It’s the birthday of Emily Brontë (1818-1848, #diedtooyoung), whose single novel, Wuthering Heights (1847), is considered one of the greatest novels in the English language.
Emily Jane Brontë was born in the parsonage at Thornton in Yorkshire, the fifth of six children, but the family moved to Haworth in 1820 when their father became rector there. Haworth was located in the bleak bleak moors of middle England, and accordingly their mother died the next year. In 1824, the four older daughters were sent off to school at the Clergy Daughters’ School in Lancashire, which was exactly as much fun as it sounds; the rooms were cold and the food was iffy, and the two eldest, Maria and Elizabeth, came down with tuberculosis. They died at home in 1825 and their father yanked Emily and Charlotte out of school and brought them home as well, and after that it was all about homeschooling.
(Spoiler alert: don’t get fond of anyone in this family.)
Growing up, Brontë walked with her siblings on the moors, played games, sketched nature, and like that. The Brontë children famously created the imaginary lands of Angria and Gondal, in which many of the characters were motherless or even abandoned. Brontë made her next foray into the outside world in 1835 when she attended a school at Roe Head where Charlotte was teaching, but homesickness drove her home in three months; likewise, she lasted only six months as a teacher herself in 1838 at a school near Halifax. Her final trip from home was in 1842, when she and Charlotte went to Brussels to study in hopes of eventually setting up a girls’ school of their own; this ended when their Aunt Branwell died, and they returned home.
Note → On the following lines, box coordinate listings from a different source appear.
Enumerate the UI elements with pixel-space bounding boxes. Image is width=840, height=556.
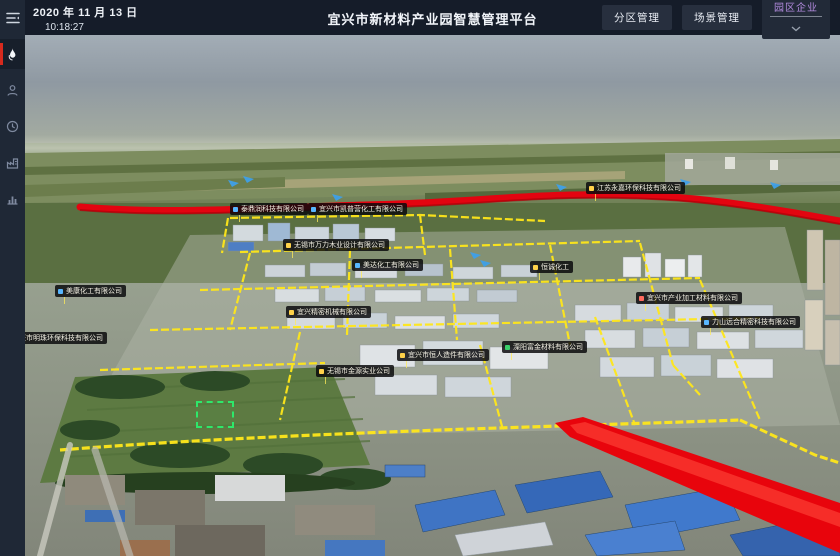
time-text: 10:18:27 [45, 22, 138, 33]
company-icon [311, 207, 316, 212]
company-icon [233, 207, 238, 212]
chevron-down-icon [791, 19, 801, 37]
company-label[interactable]: 恒诚化工 [530, 261, 573, 273]
company-label[interactable]: 宜兴市产业加工材料有限公司 [636, 292, 742, 304]
company-icon [704, 320, 709, 325]
bar-chart-icon [6, 192, 19, 205]
user-icon [6, 84, 19, 97]
company-icon [58, 289, 63, 294]
company-label[interactable]: 宜兴市凯普营化工有限公司 [308, 203, 407, 215]
flame-icon [6, 47, 19, 61]
datetime-display: 2020 年 11 月 13 日 10:18:27 [33, 4, 138, 33]
company-icon [400, 353, 405, 358]
company-label[interactable]: 江苏永嘉环保科技有限公司 [586, 182, 685, 194]
company-name: 宜兴市明珠环保科技有限公司 [25, 333, 103, 344]
company-icon [355, 263, 360, 268]
company-name: 宜兴市凯普营化工有限公司 [319, 204, 403, 215]
company-icon [319, 369, 324, 374]
company-name: 无锡市金源实业公司 [327, 366, 390, 377]
company-icon [533, 265, 538, 270]
park-enterprise-dropdown[interactable]: 园区企业 [762, 0, 830, 39]
company-name: 溧阳富金材料有限公司 [513, 342, 583, 353]
gauge-icon [6, 120, 19, 133]
app-window: 2020 年 11 月 13 日 10:18:27 宜兴市新材料产业园智慧管理平… [0, 0, 840, 556]
company-icon [505, 345, 510, 350]
map-viewport[interactable]: 泰鼎润科技有限公司 宜兴市凯普营化工有限公司 无锡市万力木业设计有限公司 美达化… [25, 35, 840, 556]
company-icon [589, 186, 594, 191]
company-label[interactable]: 宜兴市明珠环保科技有限公司 [25, 332, 107, 344]
company-icon [289, 310, 294, 315]
company-name: 力山远合精密科技有限公司 [712, 317, 796, 328]
company-icon [639, 296, 644, 301]
date-text: 2020 年 11 月 13 日 [33, 4, 138, 20]
company-label[interactable]: 力山远合精密科技有限公司 [701, 316, 800, 328]
company-name: 宜兴市恒人造件有限公司 [408, 350, 485, 361]
factory-icon [6, 156, 20, 169]
company-label[interactable]: 宜兴市恒人造件有限公司 [397, 349, 489, 361]
left-sidebar [0, 0, 25, 556]
page-title: 宜兴市新材料产业园智慧管理平台 [327, 9, 537, 28]
top-bar: 2020 年 11 月 13 日 10:18:27 宜兴市新材料产业园智慧管理平… [25, 0, 840, 35]
scene-management-button[interactable]: 场景管理 [682, 5, 752, 30]
sidebar-item-enterprise[interactable] [0, 147, 25, 177]
company-label[interactable]: 无锡市金源实业公司 [316, 365, 394, 377]
company-label[interactable]: 美康化工有限公司 [55, 285, 126, 297]
company-name: 泰鼎润科技有限公司 [241, 204, 304, 215]
company-name: 美达化工有限公司 [363, 260, 419, 271]
company-name: 无锡市万力木业设计有限公司 [294, 240, 385, 251]
dropdown-label: 园区企业 [770, 0, 822, 17]
company-name: 宜兴市产业加工材料有限公司 [647, 293, 738, 304]
farm-fields [25, 139, 840, 203]
company-name: 恒诚化工 [541, 262, 569, 273]
zone-management-button[interactable]: 分区管理 [602, 5, 672, 30]
sidebar-item-statistics[interactable] [0, 183, 25, 213]
company-label[interactable]: 溧阳富金材料有限公司 [502, 341, 587, 353]
company-label[interactable]: 泰鼎润科技有限公司 [230, 203, 308, 215]
company-name: 江苏永嘉环保科技有限公司 [597, 183, 681, 194]
sidebar-item-fire-monitoring[interactable] [0, 39, 25, 69]
sidebar-item-personnel[interactable] [0, 75, 25, 105]
map-selection-box [196, 401, 234, 428]
company-icon [286, 243, 291, 248]
company-name: 宜兴精密机械有限公司 [297, 307, 367, 318]
company-name: 美康化工有限公司 [66, 286, 122, 297]
company-label[interactable]: 宜兴精密机械有限公司 [286, 306, 371, 318]
menu-fold-icon [6, 12, 20, 24]
sidebar-item-realtime-monitor[interactable] [0, 111, 25, 141]
company-label[interactable]: 无锡市万力木业设计有限公司 [283, 239, 389, 251]
sidebar-menu-toggle[interactable] [0, 3, 25, 33]
company-label[interactable]: 美达化工有限公司 [352, 259, 423, 271]
topbar-actions: 分区管理 场景管理 园区企业 [602, 0, 830, 35]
In 1846, Charlotte, Emily, and Anne pseudonymously self-published a volume called Poems by Currer, Ellis and Acton Bell; the work sold two copies. (For those of you unversed in the publication world, those numbers are quite low.) The next year, they each published a novel: Agnes Grey (Anne), Jane Eyre (Charlotte), and Wuthering Heights (Emily). Jane Eyre was a tremendous success, while Wuthering Heights was initially considered savage and coarse. Brontë has since come to be considered perhaps the greatest of the three sisters and the only poetic genius among them.
In 1848, Branwell, the only Brontë brother, died of tuberculosis and alcoholism at 31. Brontë caught a cold at his funeral, which led to tuberculosis, and died three months later at 30. Anne, devastated by her sister’s death and perhaps also a bit of a copycat, died of tuberculosis five months later at 29. Charlotte lived to the ripe old age of 39, dying within a year of her marriage.
Have a determinedly cheerful Tuesday and stay scrupulously honest to the data.